Managing Labels/Annotations

Hi DVC Community

I would be generally interested on how others manage labels/annotations.

Assume I have one large dataset managed by DVC, which is further processed in multiple ML projects. The datasets consists of documents, where each file could have multiple labels and sublabels. Two files may have the same label, but different sublabels. Hence, a hierarchical folder structure is not suitable for my use case. Labels and sublabels may change over time, but the content of the files does not change.

A possible solution that I have in mind would be to have all files versioned within a single folder and keep track of the labels in a separate CSV. The CSV track the filename and the corresponding labels. But this would require additional effort to keep the data and the CSV in sync when files are added, deleted or updated.

Are there similar use cases or possible alternative solutions to this?
Thanks in advance for any advice.

1 Like

Hi! @qwirdoti. Question - do you store files (documents) in the cloud originally (and move them to DVC)?

Yes, that is currently our case. Essentially, we pull documents and labels from LabelStudio (cloud buckets) into ML projects.

I think you should look into DataChain.
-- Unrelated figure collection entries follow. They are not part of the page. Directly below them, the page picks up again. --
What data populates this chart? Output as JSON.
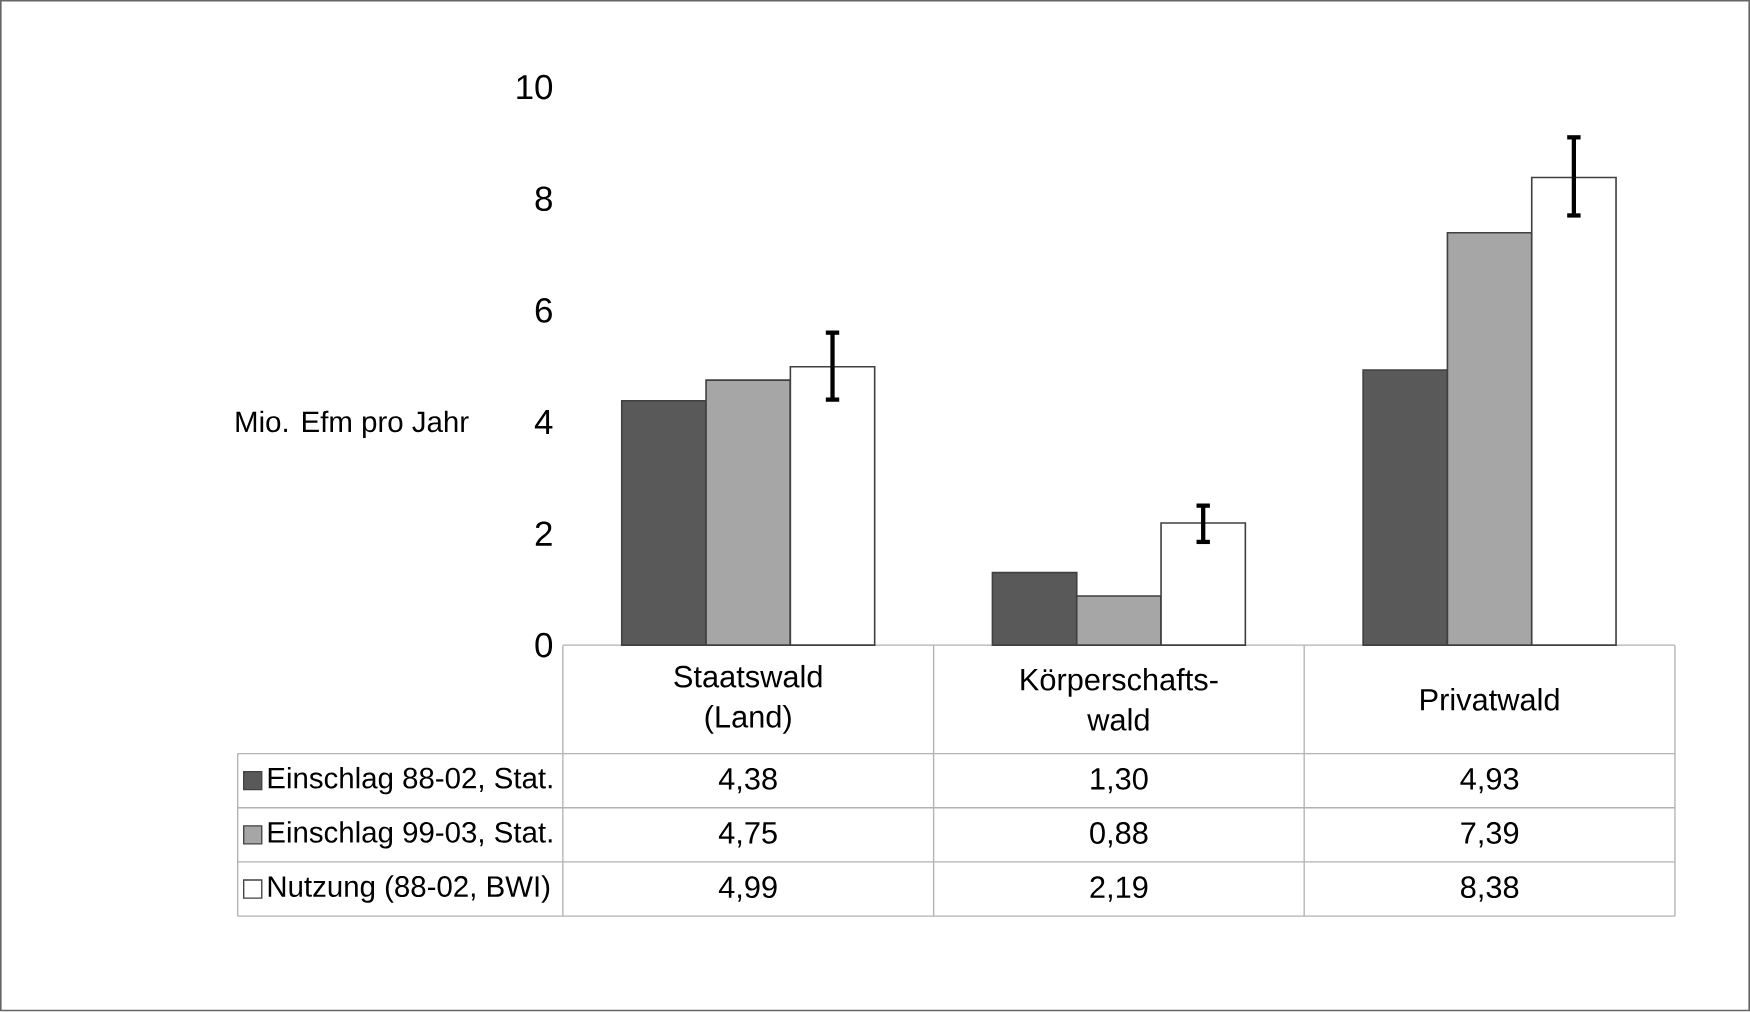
{
  "chart_data": {
    "type": "bar",
    "ylabel": "Mio. Efm pro Jahr",
    "categories": [
      "Staatswald (Land)",
      "Körperschafts-wald",
      "Privatwald"
    ],
    "series": [
      {
        "name": "Einschlag 88-02, Stat.",
        "color": "#595959",
        "values": [
          4.38,
          1.3,
          4.93
        ],
        "value_labels": [
          "4,38",
          "1,30",
          "4,93"
        ]
      },
      {
        "name": "Einschlag 99-03, Stat.",
        "color": "#a6a6a6",
        "values": [
          4.75,
          0.88,
          7.39
        ],
        "value_labels": [
          "4,75",
          "0,88",
          "7,39"
        ]
      },
      {
        "name": "Nutzung (88-02, BWI)",
        "color": "#ffffff",
        "values": [
          4.99,
          2.19,
          8.38
        ],
        "value_labels": [
          "4,99",
          "2,19",
          "8,38"
        ],
        "errors": [
          [
            4.4,
            5.6
          ],
          [
            1.85,
            2.5
          ],
          [
            7.7,
            9.1
          ]
        ]
      }
    ],
    "ylim": [
      0,
      10
    ],
    "yticks": [
      0,
      2,
      4,
      6,
      8,
      10
    ],
    "legend": "bottom"
  }
}
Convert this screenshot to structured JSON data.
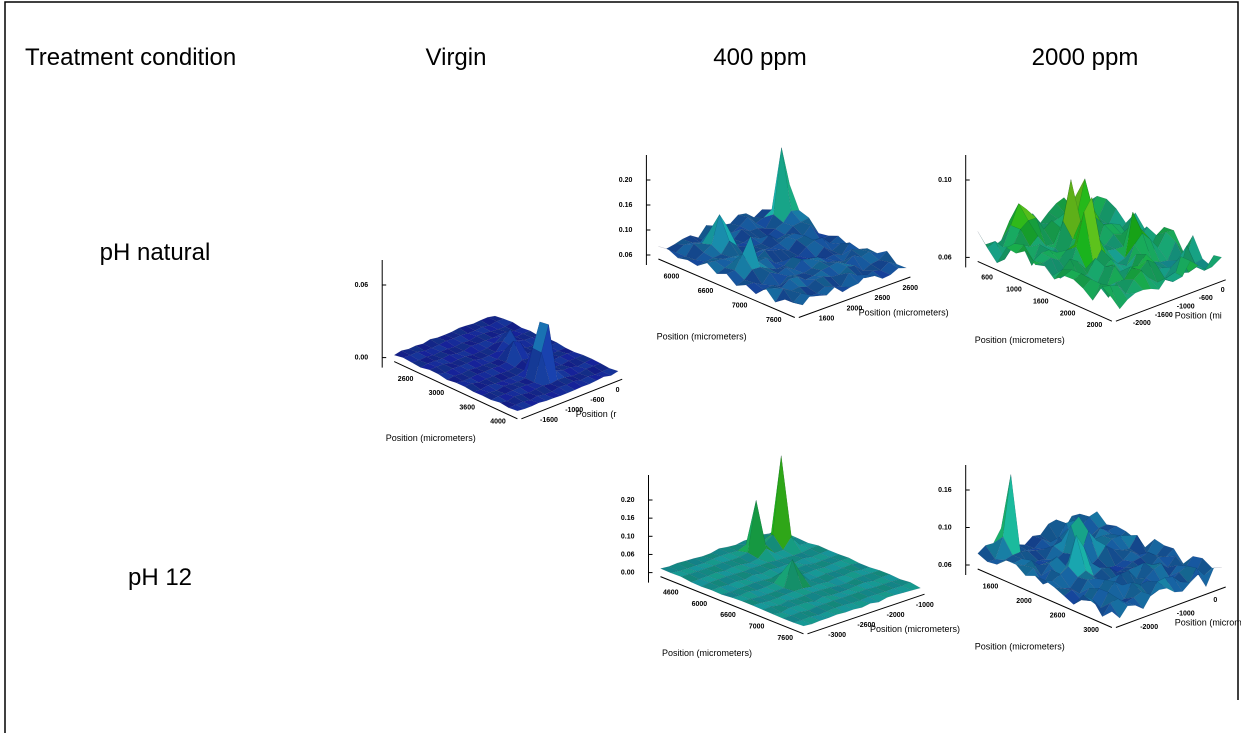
{
  "header": {
    "treatment": "Treatment condition",
    "columns": [
      "Virgin",
      "400 ppm",
      "2000 ppm"
    ]
  },
  "rows": [
    "pH natural",
    "pH 12"
  ],
  "plots": [
    {
      "z_ticks": [
        "0.06",
        "0.00"
      ],
      "x_ticks": [
        "2600",
        "3000",
        "3600",
        "4000"
      ],
      "y_ticks": [
        "0",
        "-600",
        "-1000",
        "-1600"
      ],
      "x_label": "Position (micrometers)",
      "y_label": "Position (r"
    },
    {
      "z_ticks": [
        "0.20",
        "0.16",
        "0.10",
        "0.06"
      ],
      "x_ticks": [
        "6000",
        "6600",
        "7000",
        "7600"
      ],
      "y_ticks": [
        "2600",
        "2600",
        "2000",
        "1600"
      ],
      "x_label": "Position (micrometers)",
      "y_label": "Position (micrometers)"
    },
    {
      "z_ticks": [
        "0.10",
        "0.06"
      ],
      "x_ticks": [
        "600",
        "1000",
        "1600",
        "2000",
        "2000"
      ],
      "y_ticks": [
        "0",
        "-600",
        "-1000",
        "-1600",
        "-2000"
      ],
      "x_label": "Position (micrometers)",
      "y_label": "Position (mi"
    },
    {
      "z_ticks": [
        "0.20",
        "0.16",
        "0.10",
        "0.06",
        "0.00"
      ],
      "x_ticks": [
        "4600",
        "6000",
        "6600",
        "7000",
        "7600"
      ],
      "y_ticks": [
        "-1000",
        "-2000",
        "-2600",
        "-3000"
      ],
      "x_label": "Position (micrometers)",
      "y_label": "Position (micrometers)"
    },
    {
      "z_ticks": [
        "0.16",
        "0.10",
        "0.06"
      ],
      "x_ticks": [
        "1600",
        "2000",
        "2600",
        "3000"
      ],
      "y_ticks": [
        "0",
        "-1000",
        "-2000"
      ],
      "x_label": "Position (micrometers)",
      "y_label": "Position (micrometers)"
    }
  ]
}
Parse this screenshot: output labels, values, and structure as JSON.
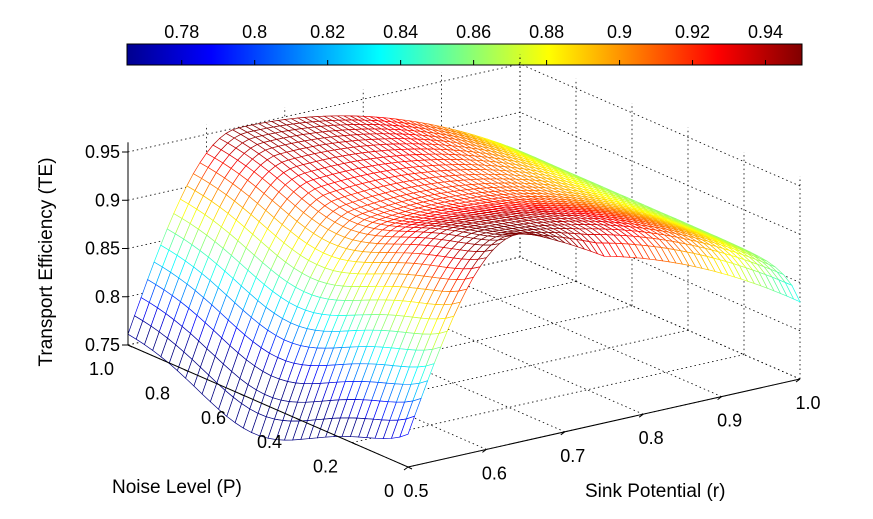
{
  "chart_data": {
    "type": "surface",
    "title": "",
    "xlabel": "Sink Potential (r)",
    "ylabel": "Noise Level (P)",
    "zlabel": "Transport Efficiency (TE)",
    "xlim": [
      0.5,
      1.0
    ],
    "ylim": [
      0,
      1.0
    ],
    "zlim": [
      0.75,
      0.95
    ],
    "x_ticks": [
      "0.5",
      "0.6",
      "0.7",
      "0.8",
      "0.9",
      "1.0"
    ],
    "y_ticks": [
      "0",
      "0.2",
      "0.4",
      "0.6",
      "0.8",
      "1.0"
    ],
    "z_ticks": [
      "0.75",
      "0.8",
      "0.85",
      "0.9",
      "0.95"
    ],
    "colorbar": {
      "ticks": [
        "0.78",
        "0.8",
        "0.82",
        "0.84",
        "0.86",
        "0.88",
        "0.9",
        "0.92",
        "0.94"
      ],
      "range": [
        0.765,
        0.95
      ],
      "colormap": "jet"
    },
    "grid": true,
    "surface_corners": {
      "r0.5_P1.0": 0.765,
      "r0.5_P0.0": 0.765,
      "r1.0_P1.0": 0.855,
      "r1.0_P0.0": 0.86,
      "peak": {
        "r": 0.64,
        "P": 0.95,
        "TE": 0.952
      }
    }
  }
}
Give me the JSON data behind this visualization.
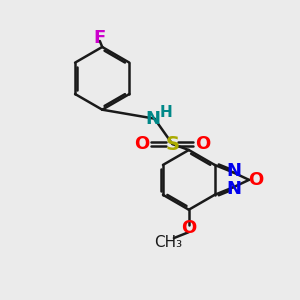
{
  "background_color": "#ebebeb",
  "bond_color": "#1a1a1a",
  "bond_width": 1.8,
  "atoms": {
    "F": {
      "color": "#cc00cc",
      "fontsize": 13
    },
    "O": {
      "color": "#ff0000",
      "fontsize": 13
    },
    "N": {
      "color": "#0000ee",
      "fontsize": 13
    },
    "S": {
      "color": "#aaaa00",
      "fontsize": 14
    },
    "NH_N": {
      "color": "#008888",
      "fontsize": 13
    },
    "NH_H": {
      "color": "#008888",
      "fontsize": 11
    },
    "methoxy": {
      "color": "#ff0000",
      "fontsize": 13
    },
    "methyl": {
      "color": "#1a1a1a",
      "fontsize": 11
    }
  },
  "figsize": [
    3.0,
    3.0
  ],
  "dpi": 100
}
The whole purpose of it is to connect metadata (labels) and documents (references to documents in the cloud) into a “dataset” that can be versioned. Look into this example: GitHub - shcheklein/example-datachain-dvc: An example how to use DataChain and DVC to version data, make project reproducible, track experiments and models and this tutorial: Google Colab for reading JSON labels.

Please share some details - JSON / CSV structure, if you are using YOLO or not, etc - I can help you setup the pipeline / project.

Thanks for the suggestion @shcheklein. In the meantime, we opted for a combination of DVC and fiftyone, which appears to suit our use case very well.

1 Like